American Stock Exchange-listed blank cheque firm India Globalization Capital (IGC), that owns stake in infrastructure and materials companies operating in India, has reduced stake in one of the portfolio companies by eliminating a previous debt taken from the firm to focus on its other subsidiary.
IGC has reduced stake in Sricon from 63% to 22% and has said it will look to exit the company in the future while concentrating on its other firm Techni Bharathi Ltd (TBL) where also it owns a majority stake.
The transaction is more of an accounting work. IGC had, in March 2008 bought 63% of Sricon for $30 million and subsequently borrowed approximately $17.9 million from the company. It has now eliminated the debt to Sricon and proportionately reduced ownership in the company.
Post restructuring, IGC’s balance sheet will have total assets of approximately $36 million against total liabilities of approximately $12.5 million including $5.1 million in interest bearing debt. Its book value at the end of the quarter ended December’09 (including the minority interest in Sricon) is approximately $23.5 or about $1.82 per basic share.

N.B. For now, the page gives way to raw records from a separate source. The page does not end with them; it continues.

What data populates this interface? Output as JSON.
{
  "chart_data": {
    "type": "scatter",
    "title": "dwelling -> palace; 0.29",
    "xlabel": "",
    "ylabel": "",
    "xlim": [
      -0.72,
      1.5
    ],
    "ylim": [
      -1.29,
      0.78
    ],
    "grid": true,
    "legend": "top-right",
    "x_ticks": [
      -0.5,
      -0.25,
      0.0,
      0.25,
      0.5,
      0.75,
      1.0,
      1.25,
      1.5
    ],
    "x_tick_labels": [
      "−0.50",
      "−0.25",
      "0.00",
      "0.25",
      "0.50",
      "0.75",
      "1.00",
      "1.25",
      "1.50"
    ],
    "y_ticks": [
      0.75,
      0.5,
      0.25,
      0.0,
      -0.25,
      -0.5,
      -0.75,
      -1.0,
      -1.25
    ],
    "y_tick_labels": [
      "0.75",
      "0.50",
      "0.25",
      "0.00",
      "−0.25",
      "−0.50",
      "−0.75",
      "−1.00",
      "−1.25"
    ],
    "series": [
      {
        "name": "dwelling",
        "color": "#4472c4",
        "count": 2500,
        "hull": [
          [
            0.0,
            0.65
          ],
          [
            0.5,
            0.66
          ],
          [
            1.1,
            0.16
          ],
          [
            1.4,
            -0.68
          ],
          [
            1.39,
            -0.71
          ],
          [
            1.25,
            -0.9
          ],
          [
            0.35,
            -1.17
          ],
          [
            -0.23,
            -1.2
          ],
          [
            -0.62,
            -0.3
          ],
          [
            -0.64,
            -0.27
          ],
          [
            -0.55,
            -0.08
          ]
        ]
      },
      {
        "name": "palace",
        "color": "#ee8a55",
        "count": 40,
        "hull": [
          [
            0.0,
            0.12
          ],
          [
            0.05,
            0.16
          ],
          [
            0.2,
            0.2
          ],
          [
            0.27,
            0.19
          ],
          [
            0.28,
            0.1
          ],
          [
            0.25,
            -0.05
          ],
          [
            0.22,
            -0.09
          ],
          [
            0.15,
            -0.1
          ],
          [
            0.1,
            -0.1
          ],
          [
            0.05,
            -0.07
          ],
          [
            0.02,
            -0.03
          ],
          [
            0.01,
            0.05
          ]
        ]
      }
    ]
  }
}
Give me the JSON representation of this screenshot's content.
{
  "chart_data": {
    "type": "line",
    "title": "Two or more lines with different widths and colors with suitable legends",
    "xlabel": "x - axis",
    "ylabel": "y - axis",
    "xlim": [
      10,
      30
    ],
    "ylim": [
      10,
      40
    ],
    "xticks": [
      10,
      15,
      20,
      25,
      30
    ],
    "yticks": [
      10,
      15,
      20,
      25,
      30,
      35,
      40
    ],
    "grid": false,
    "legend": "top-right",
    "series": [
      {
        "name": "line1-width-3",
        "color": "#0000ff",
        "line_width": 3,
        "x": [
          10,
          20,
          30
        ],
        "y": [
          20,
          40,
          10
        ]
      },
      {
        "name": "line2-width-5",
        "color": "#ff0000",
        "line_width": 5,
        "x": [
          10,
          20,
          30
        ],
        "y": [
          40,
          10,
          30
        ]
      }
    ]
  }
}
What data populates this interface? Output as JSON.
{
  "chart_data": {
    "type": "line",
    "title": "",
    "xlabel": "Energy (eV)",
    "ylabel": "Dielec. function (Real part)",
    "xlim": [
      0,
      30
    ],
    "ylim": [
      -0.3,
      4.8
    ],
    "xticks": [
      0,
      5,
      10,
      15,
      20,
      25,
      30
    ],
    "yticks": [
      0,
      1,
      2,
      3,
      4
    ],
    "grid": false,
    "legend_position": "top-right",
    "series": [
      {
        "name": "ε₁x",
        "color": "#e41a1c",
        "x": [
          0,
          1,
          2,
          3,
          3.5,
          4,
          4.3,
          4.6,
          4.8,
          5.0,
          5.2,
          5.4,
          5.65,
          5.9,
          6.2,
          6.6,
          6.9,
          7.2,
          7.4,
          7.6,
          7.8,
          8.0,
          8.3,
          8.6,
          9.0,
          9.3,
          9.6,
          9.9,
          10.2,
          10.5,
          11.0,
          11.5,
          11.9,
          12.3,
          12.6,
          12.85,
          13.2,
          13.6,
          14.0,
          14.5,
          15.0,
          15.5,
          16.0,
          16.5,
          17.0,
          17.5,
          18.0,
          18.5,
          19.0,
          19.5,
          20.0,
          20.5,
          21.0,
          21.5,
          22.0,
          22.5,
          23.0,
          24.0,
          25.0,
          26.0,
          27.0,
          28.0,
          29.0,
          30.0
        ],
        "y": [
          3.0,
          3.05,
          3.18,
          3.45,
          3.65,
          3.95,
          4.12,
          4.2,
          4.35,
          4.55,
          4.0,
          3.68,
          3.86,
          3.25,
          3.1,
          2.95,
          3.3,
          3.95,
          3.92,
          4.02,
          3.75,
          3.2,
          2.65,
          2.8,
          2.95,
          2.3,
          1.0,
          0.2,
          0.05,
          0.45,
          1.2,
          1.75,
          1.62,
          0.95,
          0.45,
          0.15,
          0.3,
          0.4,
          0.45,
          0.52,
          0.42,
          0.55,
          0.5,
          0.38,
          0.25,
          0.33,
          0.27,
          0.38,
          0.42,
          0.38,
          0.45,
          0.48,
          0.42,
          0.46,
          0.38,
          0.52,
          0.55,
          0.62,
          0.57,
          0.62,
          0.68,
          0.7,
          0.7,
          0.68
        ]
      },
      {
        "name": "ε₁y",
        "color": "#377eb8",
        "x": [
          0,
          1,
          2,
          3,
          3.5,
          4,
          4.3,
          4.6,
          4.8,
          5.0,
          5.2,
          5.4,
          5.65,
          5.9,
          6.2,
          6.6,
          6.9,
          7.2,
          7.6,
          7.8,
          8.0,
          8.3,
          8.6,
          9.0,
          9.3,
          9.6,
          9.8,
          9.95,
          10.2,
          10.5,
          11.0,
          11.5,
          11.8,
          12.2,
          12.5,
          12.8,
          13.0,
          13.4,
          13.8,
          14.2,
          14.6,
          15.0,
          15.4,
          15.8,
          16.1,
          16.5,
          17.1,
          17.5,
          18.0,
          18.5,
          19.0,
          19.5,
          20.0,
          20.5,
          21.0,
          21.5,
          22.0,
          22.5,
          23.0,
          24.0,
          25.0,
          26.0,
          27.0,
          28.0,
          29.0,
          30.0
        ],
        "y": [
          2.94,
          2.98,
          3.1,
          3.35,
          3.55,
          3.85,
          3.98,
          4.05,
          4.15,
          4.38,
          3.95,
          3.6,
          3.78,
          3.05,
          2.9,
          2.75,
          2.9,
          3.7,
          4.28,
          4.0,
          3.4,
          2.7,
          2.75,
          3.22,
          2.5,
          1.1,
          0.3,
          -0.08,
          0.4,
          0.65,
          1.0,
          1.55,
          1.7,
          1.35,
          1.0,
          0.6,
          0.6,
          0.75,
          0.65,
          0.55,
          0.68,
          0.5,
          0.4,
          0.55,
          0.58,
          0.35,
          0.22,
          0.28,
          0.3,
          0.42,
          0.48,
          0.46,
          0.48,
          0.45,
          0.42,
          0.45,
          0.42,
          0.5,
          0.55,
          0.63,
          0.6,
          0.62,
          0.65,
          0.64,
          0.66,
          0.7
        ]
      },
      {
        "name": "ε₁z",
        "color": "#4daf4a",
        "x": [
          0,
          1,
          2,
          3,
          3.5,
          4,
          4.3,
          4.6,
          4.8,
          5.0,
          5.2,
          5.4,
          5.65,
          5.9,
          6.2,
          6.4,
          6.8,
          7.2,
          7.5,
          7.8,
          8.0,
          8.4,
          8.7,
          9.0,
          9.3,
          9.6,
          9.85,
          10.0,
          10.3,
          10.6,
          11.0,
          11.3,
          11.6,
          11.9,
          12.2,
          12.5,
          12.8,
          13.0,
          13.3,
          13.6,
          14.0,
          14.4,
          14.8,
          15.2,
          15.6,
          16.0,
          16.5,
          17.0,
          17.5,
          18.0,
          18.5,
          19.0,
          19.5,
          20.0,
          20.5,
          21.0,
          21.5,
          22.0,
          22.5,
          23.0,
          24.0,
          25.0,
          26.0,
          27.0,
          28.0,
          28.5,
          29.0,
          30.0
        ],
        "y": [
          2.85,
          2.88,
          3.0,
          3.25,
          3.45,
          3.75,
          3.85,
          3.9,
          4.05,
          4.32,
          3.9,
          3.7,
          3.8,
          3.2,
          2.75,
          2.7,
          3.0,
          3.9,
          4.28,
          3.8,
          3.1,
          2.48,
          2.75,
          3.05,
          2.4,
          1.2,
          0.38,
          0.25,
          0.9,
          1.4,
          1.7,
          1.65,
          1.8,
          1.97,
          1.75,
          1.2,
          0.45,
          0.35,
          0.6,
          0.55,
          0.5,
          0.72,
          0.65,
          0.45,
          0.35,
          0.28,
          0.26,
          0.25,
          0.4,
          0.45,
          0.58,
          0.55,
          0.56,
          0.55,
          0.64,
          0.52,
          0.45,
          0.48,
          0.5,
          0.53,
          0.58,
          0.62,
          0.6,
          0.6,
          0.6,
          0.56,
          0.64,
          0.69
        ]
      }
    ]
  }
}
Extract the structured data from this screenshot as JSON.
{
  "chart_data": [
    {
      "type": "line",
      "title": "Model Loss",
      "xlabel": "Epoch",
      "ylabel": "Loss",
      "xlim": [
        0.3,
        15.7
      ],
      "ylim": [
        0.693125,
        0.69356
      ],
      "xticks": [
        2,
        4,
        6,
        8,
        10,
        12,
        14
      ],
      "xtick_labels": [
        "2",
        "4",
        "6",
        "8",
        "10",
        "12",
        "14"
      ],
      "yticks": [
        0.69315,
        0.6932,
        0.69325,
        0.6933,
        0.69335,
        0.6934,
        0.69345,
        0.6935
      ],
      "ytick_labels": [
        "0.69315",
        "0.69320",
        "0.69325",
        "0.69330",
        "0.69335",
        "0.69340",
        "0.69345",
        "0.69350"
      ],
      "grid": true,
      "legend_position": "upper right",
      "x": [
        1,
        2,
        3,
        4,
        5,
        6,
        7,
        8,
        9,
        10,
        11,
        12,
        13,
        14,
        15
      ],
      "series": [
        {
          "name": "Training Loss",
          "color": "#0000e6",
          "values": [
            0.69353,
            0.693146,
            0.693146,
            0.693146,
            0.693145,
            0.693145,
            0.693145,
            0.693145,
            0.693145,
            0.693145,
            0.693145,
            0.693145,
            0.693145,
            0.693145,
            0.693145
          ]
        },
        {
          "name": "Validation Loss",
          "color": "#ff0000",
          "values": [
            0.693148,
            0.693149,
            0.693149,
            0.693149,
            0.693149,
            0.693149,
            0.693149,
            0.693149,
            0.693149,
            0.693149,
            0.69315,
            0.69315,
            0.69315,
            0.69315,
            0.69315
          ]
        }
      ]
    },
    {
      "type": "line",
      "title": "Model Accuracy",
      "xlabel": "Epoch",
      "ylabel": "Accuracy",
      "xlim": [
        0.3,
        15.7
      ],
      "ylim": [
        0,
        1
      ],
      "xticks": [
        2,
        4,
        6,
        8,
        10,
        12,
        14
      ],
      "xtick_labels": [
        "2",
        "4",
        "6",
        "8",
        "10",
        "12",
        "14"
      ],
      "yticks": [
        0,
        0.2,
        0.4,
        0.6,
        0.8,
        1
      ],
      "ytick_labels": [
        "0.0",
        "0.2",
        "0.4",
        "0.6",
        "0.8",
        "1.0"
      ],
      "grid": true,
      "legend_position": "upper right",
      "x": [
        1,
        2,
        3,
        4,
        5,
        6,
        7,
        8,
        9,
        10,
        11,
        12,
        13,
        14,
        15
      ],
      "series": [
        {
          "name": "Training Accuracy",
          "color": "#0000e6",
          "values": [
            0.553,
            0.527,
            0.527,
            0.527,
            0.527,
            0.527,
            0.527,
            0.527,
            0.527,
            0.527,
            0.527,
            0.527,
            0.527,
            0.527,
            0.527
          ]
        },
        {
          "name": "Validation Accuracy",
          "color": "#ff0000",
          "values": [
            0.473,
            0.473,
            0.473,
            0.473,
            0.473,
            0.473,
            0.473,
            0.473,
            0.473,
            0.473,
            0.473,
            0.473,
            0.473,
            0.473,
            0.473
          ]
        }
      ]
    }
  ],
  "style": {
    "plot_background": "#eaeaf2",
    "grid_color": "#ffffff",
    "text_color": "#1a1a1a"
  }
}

Maryland-based IGC has three core businesses: highway and heavy construction, mining & quarrying, and civil construction and engineering.
Ram Mukunda, CEO of Indian Globalization Capital, said in a statement, the plan for next 12 months is to focus on: executing construction business primarily through TBL to increase contracts for infrastructure build-out in India and pursue collection of claims for work done for TBL clients worth $22 million; increasing production from rock quarries and; leveraging shipping hub and logistics for the increasing sale of iron ore mined in India and shipped through its facilities to meet the growing demand in China.
For the third quarter of fiscal year 2010 ended December 31, 2009, IGC had total revenue of $5.9 million compared to $3.8 million in the year ago period (even as the Sricon’s business is not accounted for in the last quarter).
In the same period, IGC reported consolidated net loss of $6.2 million(inclusive of a one-time non-cash charge of $6 million), compared to a consolidated net loss of $2.3 million for the three months ended December 31, 2008.